Fan favorite Norman unsure how to attack Canterbury

Greg Norman will draw the week's largest galleries, and he's pleased that his game is in good shape. But he admits that Canterbury's rolling fairways and quick greens have him perplexed.

By Craig Dolch, PGA.com Contributor

BEACHWOOD, Ohio -- A sixth-place finish has never been something for Greg Norman to get excited about.

But before Norman made his unexpected run at last summer's British Open, where he led going into the back nine and eventually finished third, Norman also contended in last year's Senior PGA Championship at Oak Hill. A birdie at the 16th hole moved him within two shots of Jay Haas' lead, before he finished with a double bogey and a bogey to settle for a sixth-place tie.

Still, it was Norman's first top-10 finish in almost three years. Without that strong performance, who knows what he would have done in the British Open, an event he considered skipping until the week before it was held at Royal Birkdale?

"Any time you're in contention, you get excited about playing," Norman said Wednesday. “When you get on that bike and start riding it and feeling the energy of not only your play and how good it feels and the energy of everything going on around you, that's what we play for. When you get it, it feels great. Even at this late stage in your life.”

Now 54, the Great White Shark will make another run at a major Thursday, when he tees it up in the 70th Senior PGA Championship at Canterbury Golf Club. He may not be the favorite, but he will no doubt have the largest gallery -- a gallery that will include his wife, former tennis icon Chris Evert.

This will mark Norman's fifth tournament in the last two months, including a missed cut at the Masters.
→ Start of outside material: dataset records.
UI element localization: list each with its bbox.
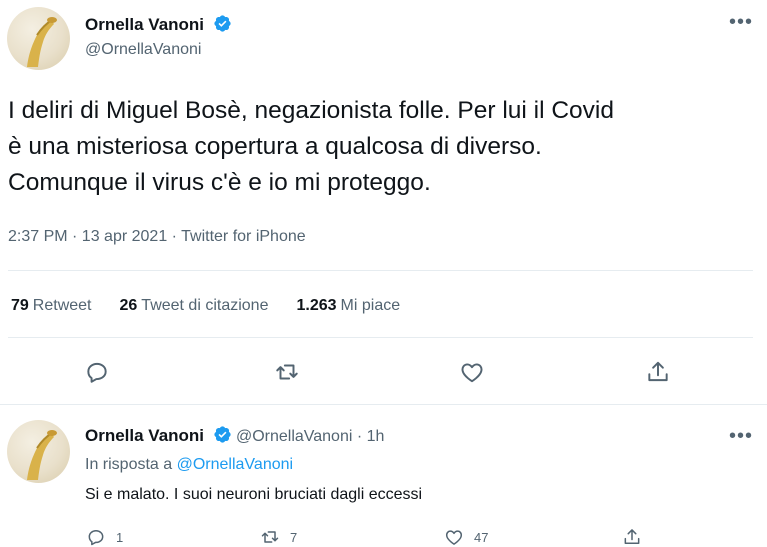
retweets-count: 79 <box>11 297 29 314</box>
reply-context: In risposta a @OrnellaVanoni <box>85 456 293 474</box>
reply-share-action[interactable] <box>622 527 642 547</box>
reply-target-link[interactable]: @OrnellaVanoni <box>177 456 293 473</box>
like-icon <box>445 530 463 545</box>
more-options-icon[interactable]: ••• <box>729 12 753 32</box>
divider <box>8 337 753 338</box>
reply-like-action[interactable]: 47 <box>444 527 488 547</box>
reply-author-name[interactable]: Ornella Vanoni <box>85 426 204 445</box>
like-icon[interactable] <box>459 359 485 385</box>
tweet-stats: 79 Retweet 26 Tweet di citazione 1.263 Mi p… <box>11 297 400 315</box>
tweet-text: I deliri di Miguel Bosè, negazionista fo… <box>8 93 758 201</box>
reply-replies-count: 1 <box>116 529 124 545</box>
reply-icon[interactable] <box>84 359 110 385</box>
tweet-text-line: è una misteriosa copertura a qualcosa di… <box>8 133 542 160</box>
divider <box>0 404 767 405</box>
retweets-stat[interactable]: 79 Retweet <box>11 297 92 315</box>
author-avatar[interactable] <box>7 7 70 70</box>
quotes-label: Tweet di citazione <box>141 297 269 314</box>
quotes-count: 26 <box>119 297 138 314</box>
reply-icon <box>88 530 104 546</box>
reply-prefix: In risposta a <box>85 456 173 473</box>
verified-badge-icon <box>213 425 232 449</box>
reply-more-options-icon[interactable]: ••• <box>729 426 753 446</box>
tweet-text-line: I deliri di Miguel Bosè, negazionista fo… <box>8 97 614 124</box>
tweet-meta[interactable]: 2:37 PM · 13 apr 2021 · Twitter for iPho… <box>8 228 306 246</box>
likes-stat[interactable]: 1.263 Mi piace <box>296 297 400 315</box>
reply-retweet-action[interactable]: 7 <box>260 527 297 547</box>
reply-time[interactable]: · 1h <box>357 428 385 445</box>
reply-header: Ornella Vanoni @OrnellaVanoni · 1h <box>85 425 384 449</box>
author-name[interactable]: Ornella Vanoni <box>85 15 204 34</box>
reply-retweets-count: 7 <box>290 529 298 545</box>
tweet-text-line: Comunque il virus c'è e io mi proteggo. <box>8 169 431 196</box>
retweet-icon[interactable] <box>274 359 300 385</box>
verified-badge-icon <box>213 14 232 38</box>
author-name-row: Ornella Vanoni <box>85 14 232 38</box>
reply-author-handle[interactable]: @OrnellaVanoni <box>236 428 352 445</box>
likes-count: 1.263 <box>296 297 337 314</box>
share-icon <box>624 529 640 544</box>
avatar-image <box>27 430 57 480</box>
author-handle[interactable]: @OrnellaVanoni <box>85 41 201 59</box>
retweets-label: Retweet <box>32 297 92 314</box>
retweet-icon <box>261 531 279 543</box>
share-icon[interactable] <box>645 359 671 385</box>
avatar-image <box>27 17 57 67</box>
divider <box>8 270 753 271</box>
reply-author-avatar[interactable] <box>7 420 70 483</box>
quotes-stat[interactable]: 26 Tweet di citazione <box>120 297 269 315</box>
reply-text: Si e malato. I suoi neuroni bruciati dag… <box>85 486 423 503</box>
reply-likes-count: 47 <box>474 529 489 545</box>
likes-label: Mi piace <box>340 297 401 314</box>
reply-reply-action[interactable]: 1 <box>86 527 123 547</box>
That's a hectic schedule for someone who played only five Champions Tour events during his first four years of eligibility.

Part of the reason for his increase play is the economy has slowed some of his businesses such as course design; part of it is his improved play of last year, which also included a fourth at the U.S. Senior Open and a fifth at the Senior British Open.

Norman won't say he's the player to beat, but he's not looking for another sixth-place finish, either.

"I would like to say it's fairly solid," said Norman, whose son Gregory will caddie for him. "It's not great. But it's solid. I haven't really spent a lot of time as much time leading up to this tournament as I would like practicing. But I'm not overly concerned, I'm not like sitting here, 'Oh, my gosh, I'm not playing very well.' I'm playing fairly solid golf."

This may be the last year golf fans will see Norman much on the golf course. He said his business already has picked up signs things will improve in 2010. Plus, he's spent the last decade trying to find an exit strategy from the days when he was the No. 1 player in the world and the game's most visible player.

"It's not that I don't want to play golf," Norman said. "It's just that I enjoy being at home more often. I traveled 40 weeks a year for 30 years of my life. I'm trying to cut that back down to about 20 weeks a year for the rest of my life."

Norman has spent the last two days trying to figure out one of the few top courses in the United States he's never played. After two practice rounds, he admits he's still not sure how to attack Canterbury's rolling fairways and quick greens.

He used the word "interesting" several times during Wednesday's press conference when asked to explain Canterbury. Interesting good or interesting bad? Norman shrugged his shoulders.

"I still haven't decided how I'm going to play it, to tell you the truth," Norman said. "I think there are some opportunities where you can actually take an aggressive approach and hit driver off some of these left-to-right holes and cut it back into the hill.

"But I would say it's a very conservative type of golf course. You've got to know where to put the ball on the greens, (because they are) extremely fast from back to front and very slow from front to back.  So knowing your yardages and putting it in the right position on the green is going to be crucial."

One thing is certain: When Norman plays, it's usually very interesting.